В тот вечер Дита впервые переступила порог блока 31. На первый взгляд он был одним из тридцати двух одинаковых бараков сектора BIIb, расположенных двумя рядами по шестнадцать строений в каждом, между которыми проходила главная улица, лагерштрассе, если слякотное болото под ногами позволительно считать улицей. То есть это была еще одна из ряда одинаковых прямоугольных конюшен, внутри которых из конца в конец над земляным полом проходила сложенная из кирпича продольная печка-труба, делившая пространство барака на две равные половины. Но Дите сразу же пришлось убедиться в том, что блок 31 имеет одно важное отличие от других бараков: вместо рядов трехэтажных нар, где спали узники, в этом бараке из мебели были только табуретки; а вместо подгнившей древесины стены покрывали рисунки, изображающие эскимосов и гномов – персонажей «Белоснежки».
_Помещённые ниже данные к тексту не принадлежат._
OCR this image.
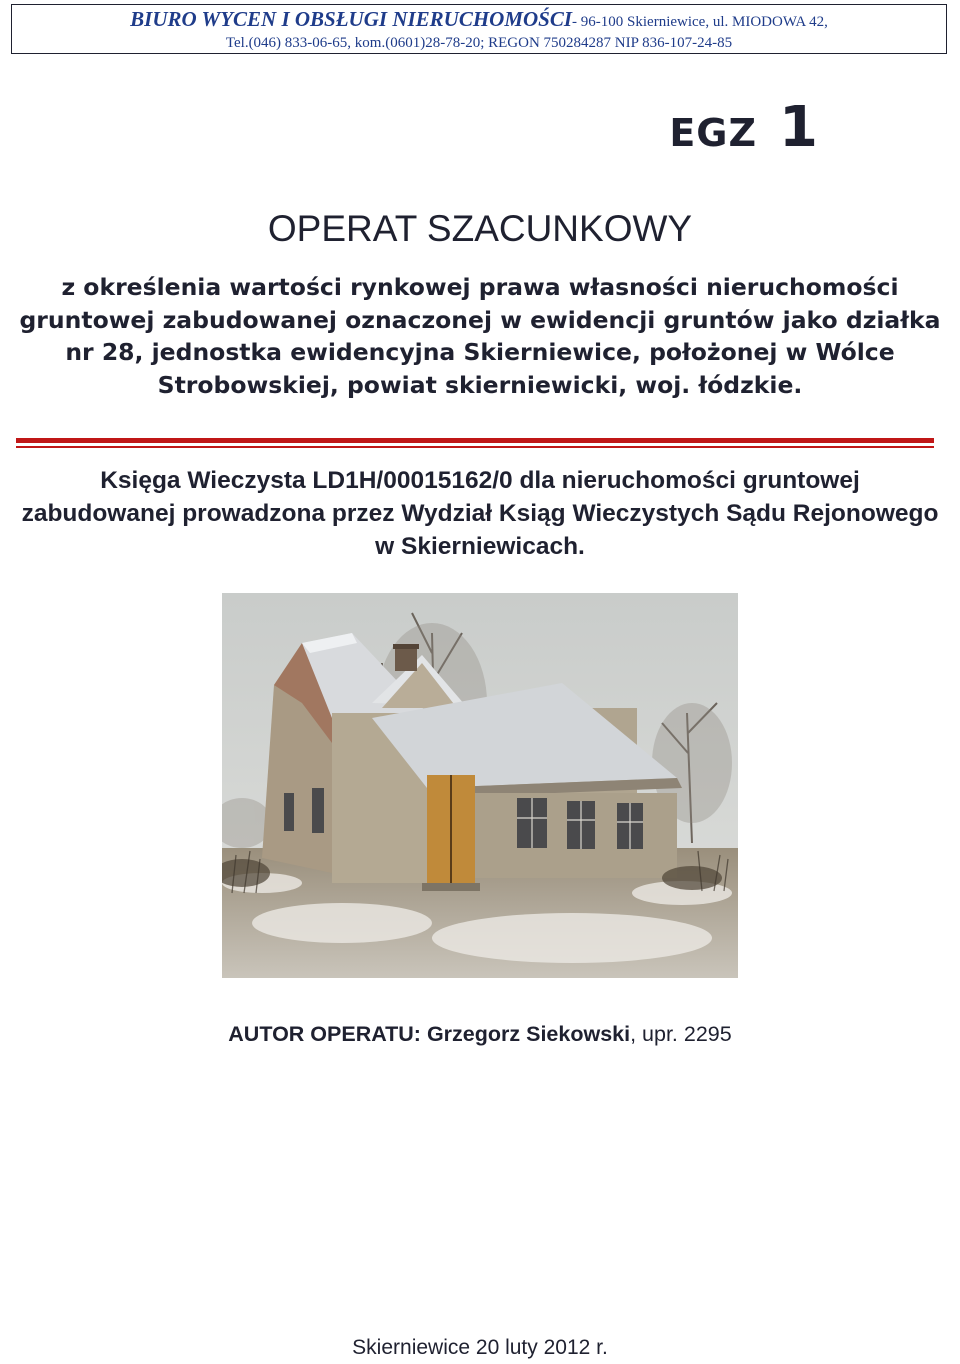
BIURO WYCEN I OBSŁUGI NIERUCHOMOŚCI- 96-100 Skierniewice, ul. MIODOWA 42,
Tel.(046) 833-06-65, kom.(0601)28-78-20; REGON 750284287 NIP 836-107-24-85
EGZ 1
OPERAT SZACUNKOWY
z określenia wartości rynkowej prawa własności nieruchomości gruntowej zabudowanej oznaczonej w ewidencji gruntów jako działka nr 28, jednostka ewidencyjna Skierniewice, położonej w Wólce Strobowskiej, powiat skierniewicki, woj. łódzkie.
Księga Wieczysta LD1H/00015162/0 dla nieruchomości gruntowej zabudowanej prowadzona przez Wydział Ksiąg Wieczystych Sądu Rejonowego w Skierniewicach.
AUTOR OPERATU: Grzegorz Siekowski, upr. 2295
Skierniewice 20 luty 2012 r.
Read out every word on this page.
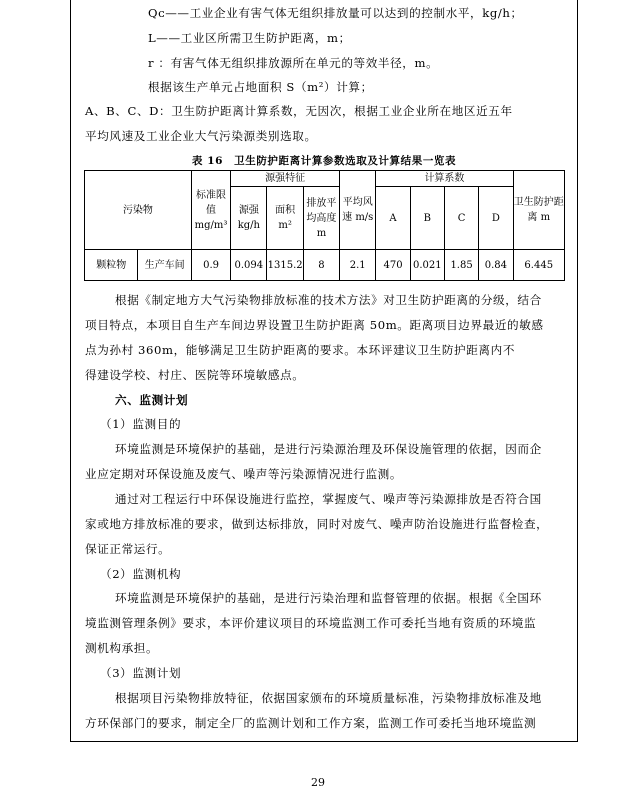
Qᴄ——工业企业有害气体无组织排放量可以达到的控制水平，kg/h；
L——工业区所需卫生防护距离，m；
r ：有害气体无组织排放源所在单元的等效半径，m。
根据该生产单元占地面积 S（m²）计算；
A、B、C、D：卫生防护距离计算系数，无因次，根据工业企业所在地区近五年
平均风速及工业企业大气污染源类别选取。
表 16　卫生防护距离计算参数选取及计算结果一览表
污染物		标准限值 mg/m³	源强特征			平均风速 m/s	计算系数				卫生防护距离 m
			源强 kg/h	面积 m²	排放平均高度 m		A	B	C	D	
颗粒物	生产车间	0.9	0.094	1315.2	8	2.1	470	0.021	1.85	0.84	6.445
根据《制定地方大气污染物排放标准的技术方法》对卫生防护距离的分级，结合
项目特点，本项目自生产车间边界设置卫生防护距离 50m。距离项目边界最近的敏感
点为孙村 360m，能够满足卫生防护距离的要求。本环评建议卫生防护距离内不
得建设学校、村庄、医院等环境敏感点。
六、监测计划
（1）监测目的
环境监测是环境保护的基础，是进行污染源治理及环保设施管理的依据，因而企
业应定期对环保设施及废气、噪声等污染源情况进行监测。
通过对工程运行中环保设施进行监控，掌握废气、噪声等污染源排放是否符合国
家或地方排放标准的要求，做到达标排放，同时对废气、噪声防治设施进行监督检查，
保证正常运行。
（2）监测机构
环境监测是环境保护的基础，是进行污染治理和监督管理的依据。根据《全国环
境监测管理条例》要求，本评价建议项目的环境监测工作可委托当地有资质的环境监
测机构承担。
（3）监测计划
根据项目污染物排放特征，依据国家颁布的环境质量标准，污染物排放标准及地
方环保部门的要求，制定全厂的监测计划和工作方案，监测工作可委托当地环境监测
29
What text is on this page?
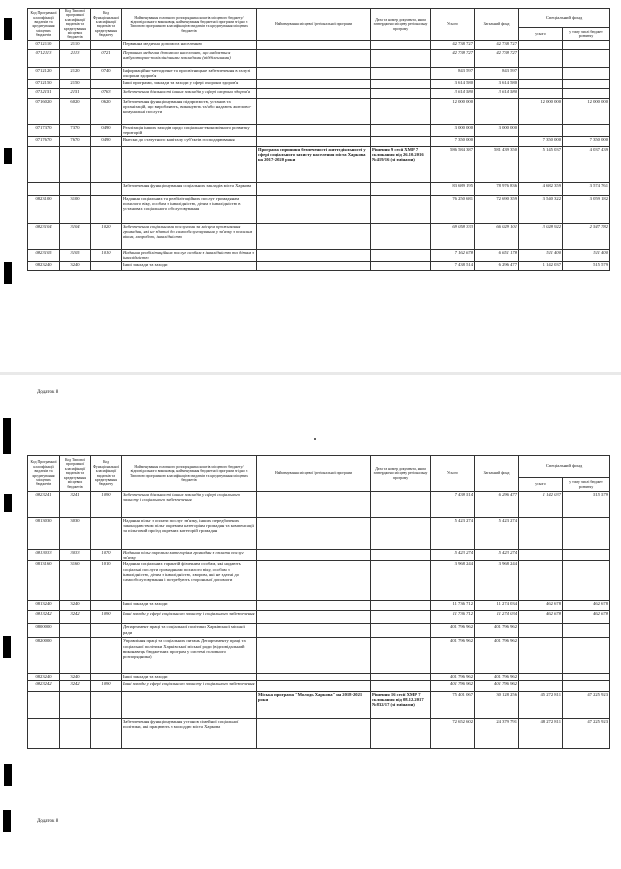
Код Програмної класифікації видатків та кредитування місцевих бюджетів	Код Типової програмної класифікації видатків та кредитування місцевих бюджетів	Код Функціональної класифікації видатків та кредитування бюджету	Найменування головного розпорядника коштів місцевого бюджету/відповідального виконавця, найменування бюджетної програми згідно з Типовою програмною класифікацією видатків та кредитування місцевих бюджетів	Найменування місцевої /регіональної програми	Дата та номер документа, яким затверджено місцеву регіональну програму	Усього	Загальний фонд	Спеціальний фонд	
								усього	у тому числі бюджет розвитку
0712110	2110		Первинна медична допомога населенню			42 738 727	42 738 727		
0712113	2113	0721	Первинна медична допомога населенню, що надається амбулаторно-поліклінічними закладами (відділеннями)			42 738 727	42 738 727		
0712120	2120	0740	Інформаційно-методичне та просвітницьке забезпечення в галузі охорони здоров'я			843 597	843 597		
0712150	2150		Інші програми, заклади та заходи у сфері охорони здоров'я			3 614 580	3 614 580		
0712151	2151	0763	Забезпечення діяльності інших закладів у сфері охорони здоров'я			3 614 580	3 614 580		
0716020	6020	0620	Забезпечення функціонування підприємств, установ та організацій, що виробляють, виконують та/або надають житлово-комунальні послуги			12 000 000		12 000 000	12 000 000
0717370	7370	0490	Реалізація інших заходів щодо соціально-економічного розвитку територій			3 000 000	3 000 000		
0717670	7670	0490	Внески до статутного капіталу суб'єктів господарювання			7 350 000		7 350 000	7 350 000
				Програма сприяння безпеченості життєдіяльності у сфері соціального захисту населення міста Харкова на 2017-2020 роки	Рішення 9 сесії ХМР 7 скликання від 26.10.2016 №419/16 (зі змінами)	586 584 387	581 439 350	5 145 037	4 037 439
			Забезпечення функціонування соціальних закладів міста Харкова			83 689 195	78 976 836	4 682 359	3 574 761
0823100	3100		Надання соціальних та реабілітаційних послуг громадянам похилого віку, особам з інвалідністю, дітям з інвалідністю в установах соціального обслуговування			76 250 681	72 690 359	3 540 322	3 059 182
0823104	3104	1020	Забезпечення соціальними послугами за місцем проживання громадян, які не здатні до самообслуговування у зв'язку з похилим віком, хворобою, інвалідністю			69 058 333	66 029 101	3 028 922	2 547 782
0823105	3105	1010	Надання реабілітаційних послуг особам з інвалідністю та дітям з інвалідністю			7 162 678	6 651 178	511 400	511 400
0823240	3240		Інші заклади та заходи			7 438 514	6 296 477	1 142 037	515 579
Додаток 8
Код Програмної класифікації видатків та кредитування місцевих бюджетів	Код Типової програмної класифікації видатків та кредитування місцевих бюджетів	Код Функціональної класифікації видатків та кредитування бюджету	Найменування головного розпорядника коштів місцевого бюджету/відповідального виконавця, найменування бюджетної програми згідно з Типовою програмною класифікацією видатків та кредитування місцевих бюджетів	Найменування місцевої /регіональної програми	Дата та номер документа, яким затверджено місцеву регіональну програму	Усього	Загальний фонд	Спеціальний фонд	
								усього	у тому числі бюджет розвитку
0823241	3241	1090	Забезпечення діяльності інших закладів у сфері соціального захисту і соціального забезпечення			7 438 514	6 296 477	1 142 037	515 579
0813030	3030		Надання пільг з оплати послуг зв'язку, інших передбачених законодавством пільг окремим категоріям громадян та компенсації за пільговий проїзд окремих категорій громадян			5 423 274	5 423 274		
0813033	3033	1070	Надання пільг окремим категоріям громадян з оплати послуг зв'язку			5 423 274	5 423 274		
0813160	3160	1010	Надання соціальних гарантій фізичним особам, які надають соціальні послуги громадянам похилого віку, особам з інвалідністю, дітям з інвалідністю, хворим, які не здатні до самообслуговування і потребують сторонньої допомоги			3 968 244	3 968 244		
0813240	3240		Інші заклади та заходи			11 736 712	11 274 034	462 678	462 678
0813242	3242	1090	Інші заходи у сфері соціального захисту і соціального забезпечення			11 736 712	11 274 034	462 678	462 678
0800000			Департамент праці та соціальної політики Харківської міської ради			401 796 962	401 796 962		
0820000			Управління праці та соціальних питань Департаменту праці та соціальної політики Харківської міської ради (відповідальний виконавець бюджетних програм у системі головного розпорядника)			401 796 962	401 796 962		
0823240	3240		Інші заклади та заходи			401 796 962	401 796 962		
0823242	3242	1090	Інші заходи у сфері соціального захисту і соціального забезпечення			401 796 962	401 796 962		
				Міська програма "Молодь Харкова" на 2018-2021 роки	Рішення 16 сесії ХМР 7 скликання від 08.12.2017 №832/17 (зі змінами)	75 401 067	30 128 256	45 272 811	47 225 923
			Забезпечення функціонування установ сімейної соціальної політики, які працюють з молоддю міста Харкова			72 652 602	24 379 791	48 272 811	47 225 923
Додаток 8
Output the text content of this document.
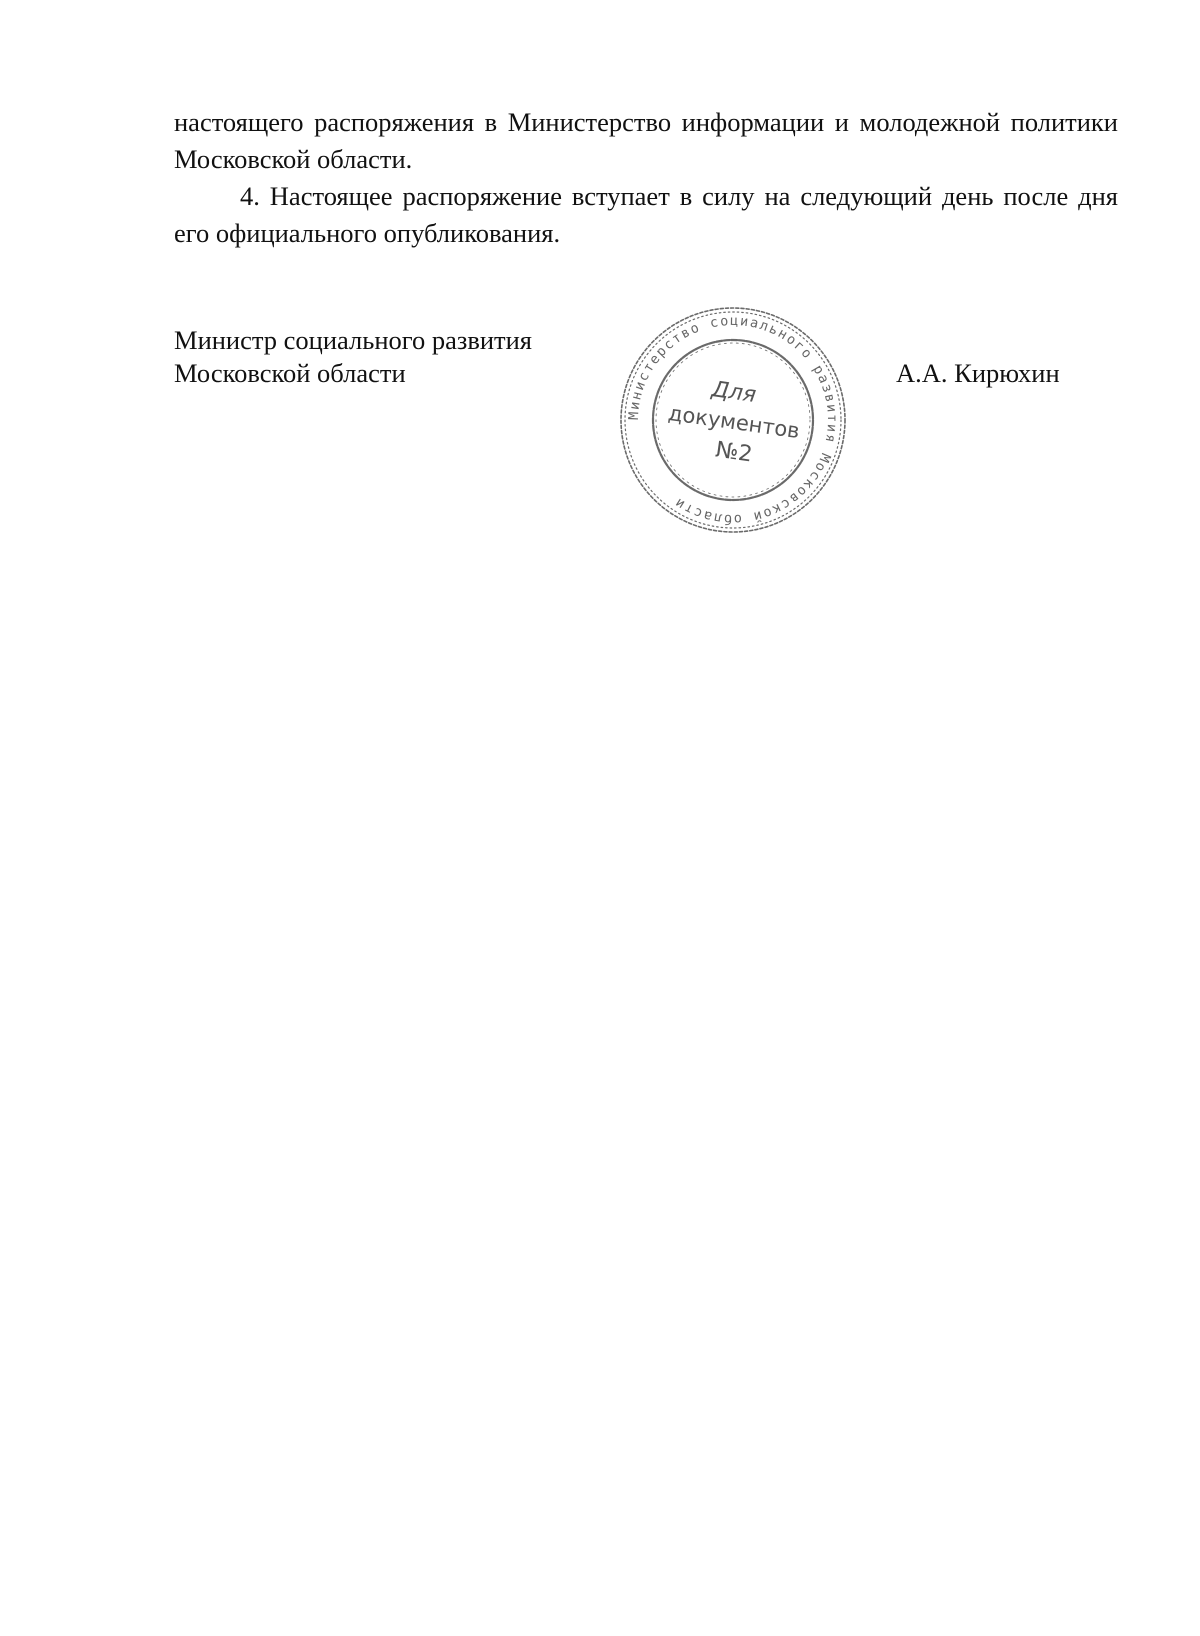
настоящего распоряжения в Министерство информации и молодежной политики Московской области.

4. Настоящее распоряжение вступает в силу на следующий день после дня его официального опубликования.

Министр социального развития
Московской области
Министерство социального развития Московской области
Для
документов
№2
А.А. Кирюхин
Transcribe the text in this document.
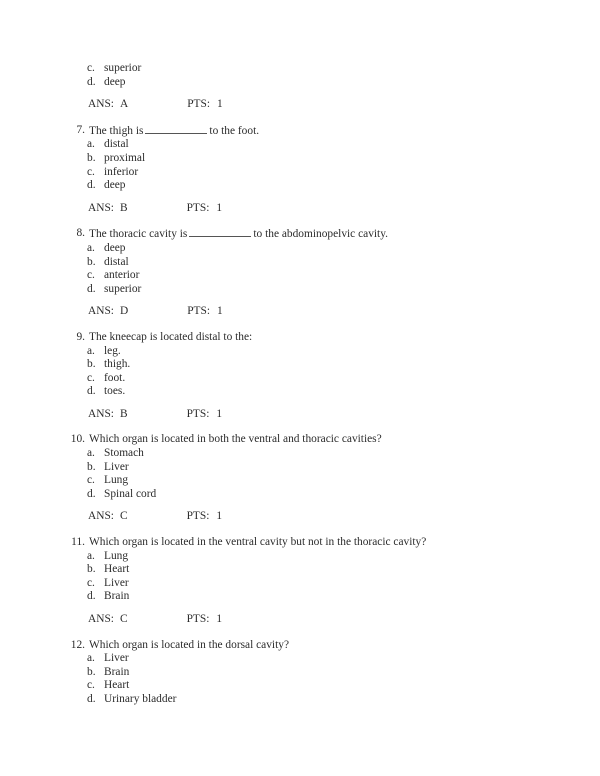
c. superior
d. deep
ANS: A	PTS: 1
7. The thigh is	to the foot.
a. distal
b. proximal
c. inferior
d. deep
ANS: B	PTS: 1
8. The thoracic cavity is	to the abdominopelvic cavity.
a. deep
b. distal
c. anterior
d. superior
ANS: D	PTS: 1
9. The kneecap is located distal to the:
a. leg.
b. thigh.
c. foot.
d. toes.
ANS: B	PTS: 1
10. Which organ is located in both the ventral and thoracic cavities?
a. Stomach
b. Liver
c. Lung
d. Spinal cord
ANS: C	PTS: 1
11. Which organ is located in the ventral cavity but not in the thoracic cavity?
a. Lung
b. Heart
c. Liver
d. Brain
ANS: C	PTS: 1
12. Which organ is located in the dorsal cavity?
a. Liver
b. Brain
c. Heart
d. Urinary bladder
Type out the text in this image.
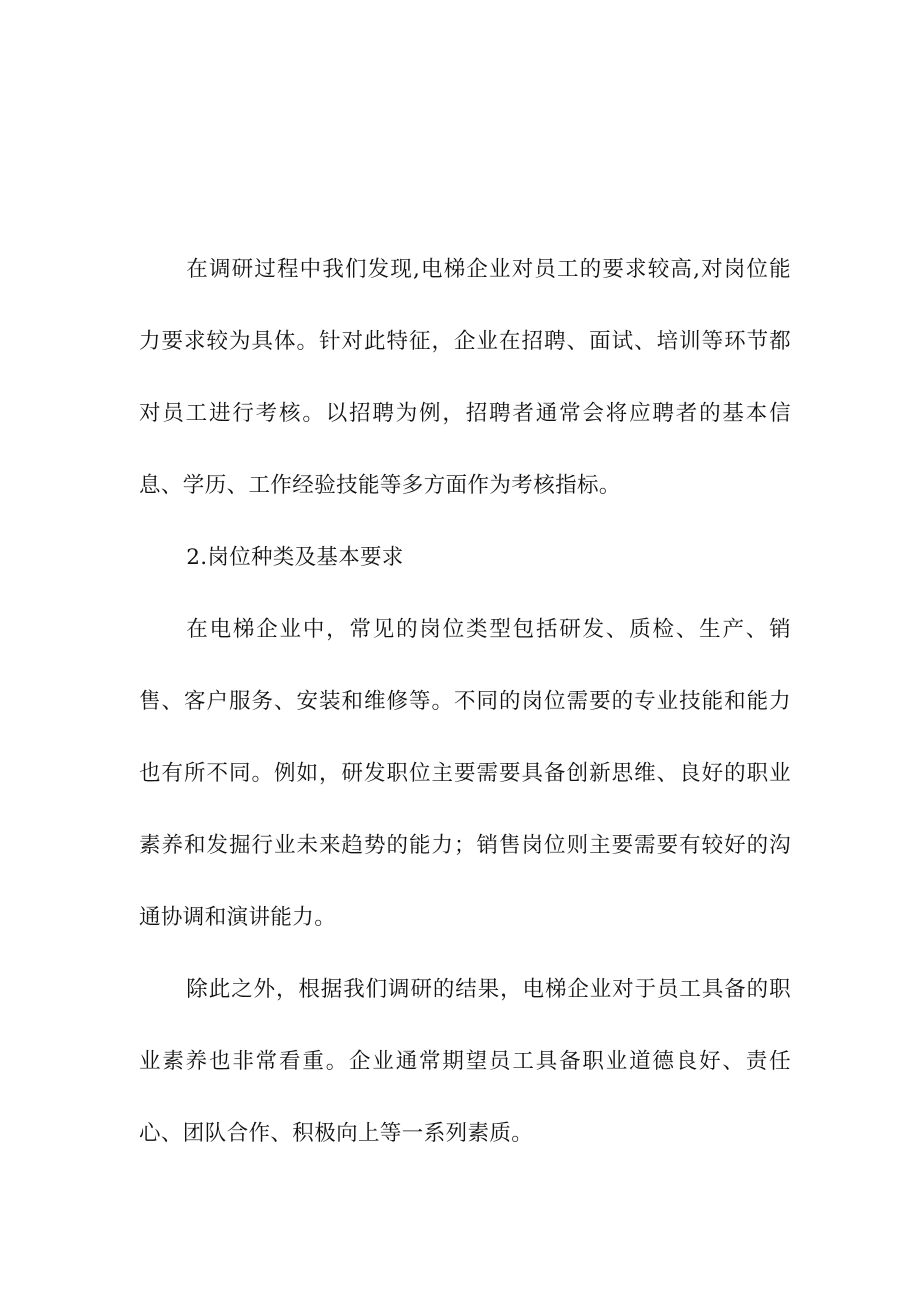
在调研过程中我们发现,电梯企业对员工的要求较高,对岗位能力要求较为具体。针对此特征，企业在招聘、面试、培训等环节都对员工进行考核。以招聘为例，招聘者通常会将应聘者的基本信息、学历、工作经验技能等多方面作为考核指标。

2.岗位种类及基本要求

在电梯企业中，常见的岗位类型包括研发、质检、生产、销售、客户服务、安装和维修等。不同的岗位需要的专业技能和能力也有所不同。例如，研发职位主要需要具备创新思维、良好的职业素养和发掘行业未来趋势的能力；销售岗位则主要需要有较好的沟通协调和演讲能力。

除此之外，根据我们调研的结果，电梯企业对于员工具备的职业素养也非常看重。企业通常期望员工具备职业道德良好、责任心、团队合作、积极向上等一系列素质。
Из табуреток был составлен импровизированный партер. В бараке царил энергичный хаос: туда и сюда сновали добровольные помощники с целью превратить жалкий барак в театр. Одни заканчивали расставлять табуретки, другие приносили и уносили разноцветные ткани, третьи проводили последнюю репетицию с детьми, повторявшими заученные наизусть тексты. В дальнем, противоположном от входа конце барака ассистенты прилагали усилия к сооружению из матрасов подобия небольшой сцены, а две женщины развешивали зеленую ткань, призванную изобразить лес. В ту минуту Дита припомнила содержание последней прочтенной ею до отъезда из Праги книги. Она называлась «Охотники за микробами», и ее автор, Поль де Крайф, рассказывал о жизни великих ученых, предметом исследования которых являлись бактерии и другие микроскопические организмы. И тут же Дита почувствовала себя в огромном бараке как какой-нибудь Кох, Грасси или Пастер, наблюдающий сквозь увеличительное стекло за хаотичными движениями малюсеньких существ, так оживленно снующих в рамках вселенной, размерами не превышающей каплю воды. Подобно крохотному пятнышку плесени, в этой дыре, вопреки всем разумным предположениям, жизнь била ключом.
Для нее была приготовлена суфлерская будка – маленький черный куб из папье-маше прямо перед сценой. Подошел режиссер спектакля Рубинек и предупредил, чтобы она с особым вниманием отнеслась к маленькой Саре, потому что когда Сара нервничает, то автоматически переходит на чешский – немецкие слова застревают у нее в горле. А одним из поставленных нацистами условий для разрешения спектакля был язык: постановка должна идти на немецком.
О том спектакле Дита запомнила вот что: как она нервничала перед началом, груз ответственности на ее плечах в набитом публикой бараке и внушающее опаску присутствие в первом ряду высших руководителей Аушвица II/Биркенау, – коменданта Шварцгубера и доктора Менгеле. Она видела их через дырочку в картоне суфлерской будки, и ее поразила их реакция – смеются и аплодируют. Такое впечатление, что зрители в восторге от представления. Неужели это те же люди, которые каждый день отправляют на смерть тысячи детей? Да, это они.